Solar Energy Project

For our solar energy project (teamed up with Jesal) we chose to work on a solar powered watering plant system. The idea is to have two sensors plugged into the soil to keep track of how often the plant needs watering based on the parameters we are going to agree on. Once the plant needs watering, a water pump will then be triggered and the water could transfer to allow irrigation.

We firstly tried to allocate all the resources that we are going to need for the project as listed below:

Materials Needed

  • An enclosure (1)
  • PC Board (1)
  • 5VDC SPDT micro relay (1) **
  • Solar Panel (1)
  • Lithium-Ion Battery (1)
  • Toggle switch (1)
  • 10K resistor (1)
  • Size M coaxial DC power plug
  • Red and black 22AWG wire
  • 12AWG black wire
  • Electric water pump (1)
  • Water storage container w/ lid (1)
  • 8-32 x 2.5″ nuts and bolts (2)
  • 4-40 x 1″ nuts and bolts (8)
  • 4-40 x 3/8″ nut and bolt (1)
  • 1/4″ spacers (4)
  • Wire nut (1)
  • 3′ – 5′ plastic tubing (2)
  • #8 Terminal Ring (1)
  • House plant to water (1)

 

Making Our Own Water Pump

We then went on trying to make our own water pump.
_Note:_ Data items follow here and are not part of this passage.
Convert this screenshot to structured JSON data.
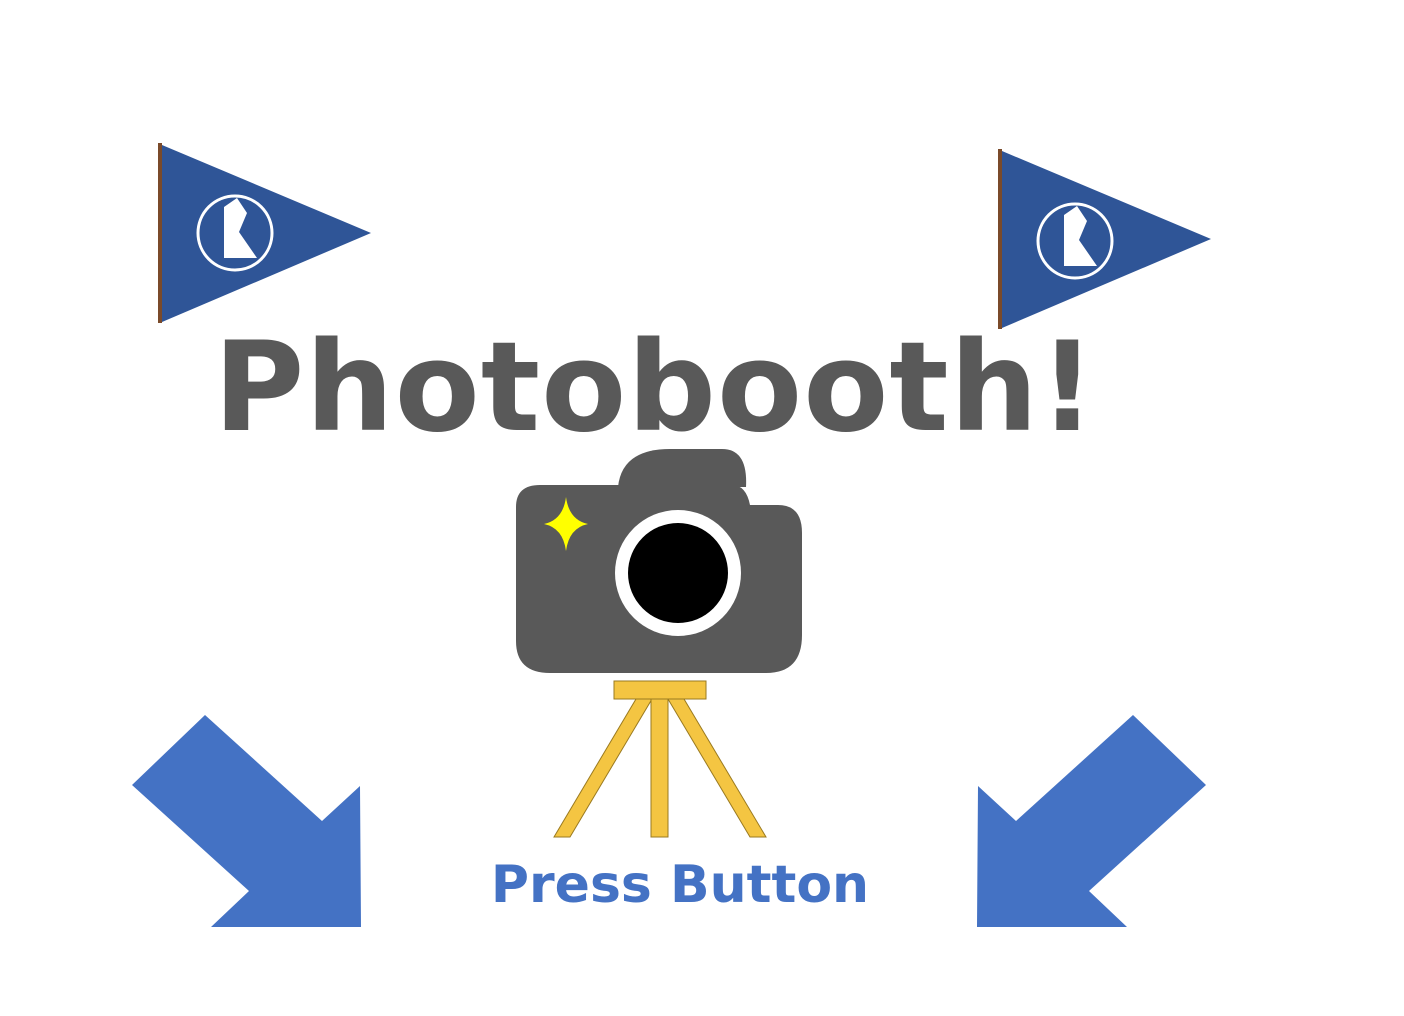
{
  "title": "Photobooth!",
  "call_to_action": "Press Button",
  "icons": {
    "flags": [
      "pennant-flag-icon",
      "pennant-flag-icon"
    ],
    "camera": "camera-on-tripod-icon",
    "flash": "sparkle-icon",
    "arrows": [
      "arrow-down-right-icon",
      "arrow-down-left-icon"
    ]
  },
  "colors": {
    "title": "#595959",
    "call_to_action": "#4472c4",
    "flag_blue": "#2f5597",
    "flag_pole": "#7a4a2a",
    "camera_body": "#595959",
    "lens": "#000000",
    "flash": "#ffff00",
    "tripod": "#f4c542",
    "arrow_blue": "#4472c4"
  }
}
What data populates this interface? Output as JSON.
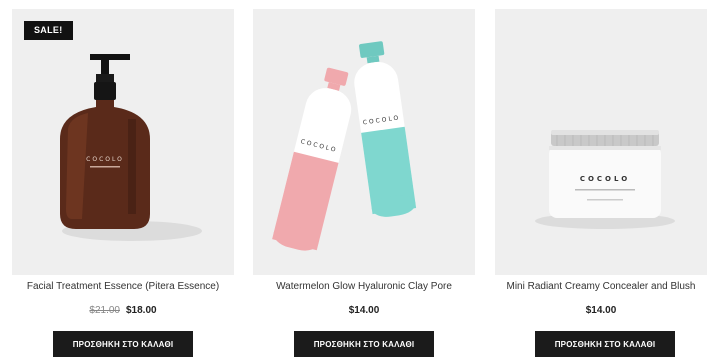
{
  "products": [
    {
      "title": "Facial Treatment Essence (Pitera Essence)",
      "old_price": "$21.00",
      "price": "$18.00",
      "badge": "SALE!",
      "button_label": "ΠΡΟΣΘΗΚΗ ΣΤΟ ΚΑΛΑΘΙ",
      "brand_on_pack": "COCOLO"
    },
    {
      "title": "Watermelon Glow Hyaluronic Clay Pore",
      "price": "$14.00",
      "button_label": "ΠΡΟΣΘΗΚΗ ΣΤΟ ΚΑΛΑΘΙ",
      "brand_on_pack": "COCOLO"
    },
    {
      "title": "Mini Radiant Creamy Concealer and Blush",
      "price": "$14.00",
      "button_label": "ΠΡΟΣΘΗΚΗ ΣΤΟ ΚΑΛΑΘΙ",
      "brand_on_pack": "COCOLO"
    }
  ],
  "colors": {
    "image_bg": "#efefef",
    "button_bg": "#1b1b1b",
    "bottle_pink": "#f0a9ad",
    "bottle_mint": "#7fd7cf",
    "amber": "#5a2a1a"
  }
}
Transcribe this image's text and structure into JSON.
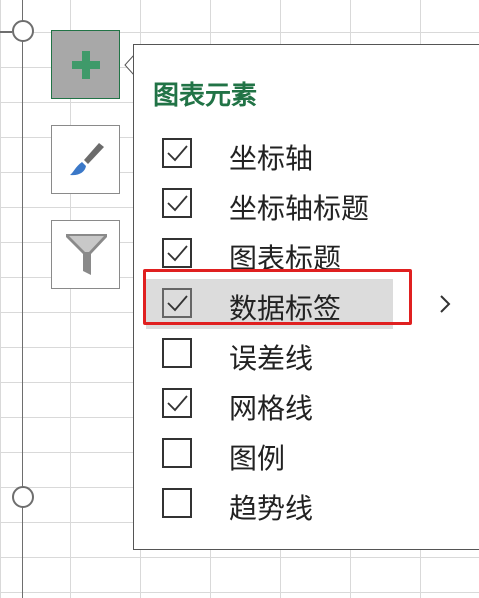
{
  "panel": {
    "title": "图表元素",
    "items": [
      {
        "label": "坐标轴",
        "checked": true
      },
      {
        "label": "坐标轴标题",
        "checked": true
      },
      {
        "label": "图表标题",
        "checked": true
      },
      {
        "label": "数据标签",
        "checked": true,
        "hovered": true,
        "has_submenu": true
      },
      {
        "label": "误差线",
        "checked": false
      },
      {
        "label": "网格线",
        "checked": true
      },
      {
        "label": "图例",
        "checked": false
      },
      {
        "label": "趋势线",
        "checked": false
      }
    ]
  },
  "side_buttons": [
    {
      "name": "chart-elements",
      "icon": "plus-icon",
      "active": true
    },
    {
      "name": "chart-styles",
      "icon": "paintbrush-icon",
      "active": false
    },
    {
      "name": "chart-filters",
      "icon": "funnel-icon",
      "active": false
    }
  ],
  "colors": {
    "accent": "#217346",
    "highlight": "#e02020",
    "hover": "#dcdcdc"
  }
}
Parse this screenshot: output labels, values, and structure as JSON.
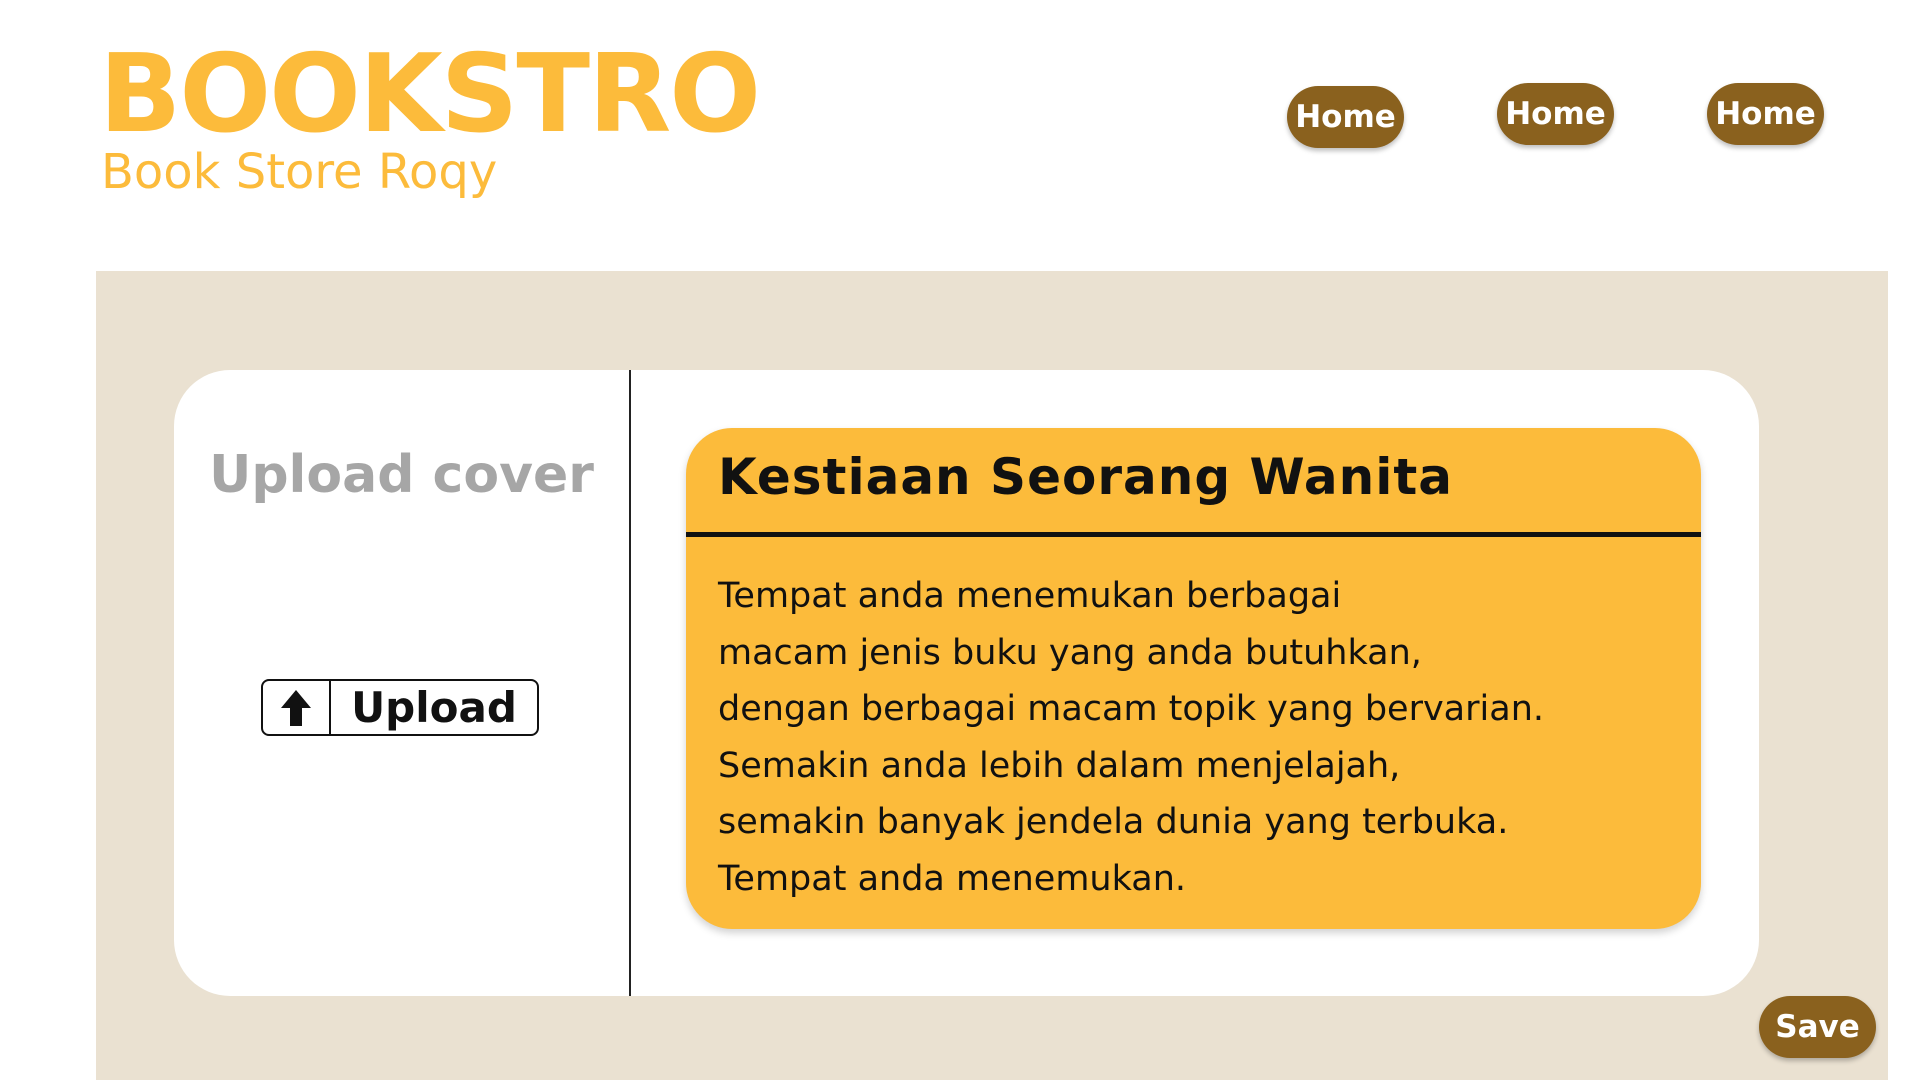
{
  "brand": {
    "title": "BOOKSTRO",
    "subtitle": "Book Store Roqy",
    "color": "#FCBB3B"
  },
  "nav": {
    "items": [
      {
        "label": "Home"
      },
      {
        "label": "Home"
      },
      {
        "label": "Home"
      }
    ],
    "button_color": "#8A611E"
  },
  "cover": {
    "heading": "Upload cover",
    "upload_button": {
      "label": "Upload",
      "icon": "arrow-up-icon"
    }
  },
  "book": {
    "title": "Kestiaan Seorang Wanita",
    "description_lines": [
      "Tempat anda menemukan berbagai",
      "macam jenis buku yang anda butuhkan,",
      "dengan berbagai macam topik yang bervarian.",
      "Semakin anda lebih dalam menjelajah,",
      "semakin banyak jendela dunia yang terbuka.",
      "Tempat anda menemukan."
    ],
    "card_color": "#FCBB3B"
  },
  "actions": {
    "save_label": "Save"
  },
  "colors": {
    "panel_bg": "#EAE1D1",
    "card_bg": "#FFFFFF",
    "muted_text": "#A6A6A6"
  }
}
We had to improvise and so we found a canister for pills which could store the 3.7V motor inside as well as the 3D printed water turbine. Then we laser-cut an enclosing for the top part of the motor which will then be sealed with glue so that no water can intrude the wiring.

We tested the motor with a minimum voltage of 2.3 to see how well it can spin and the results where more than satisfying.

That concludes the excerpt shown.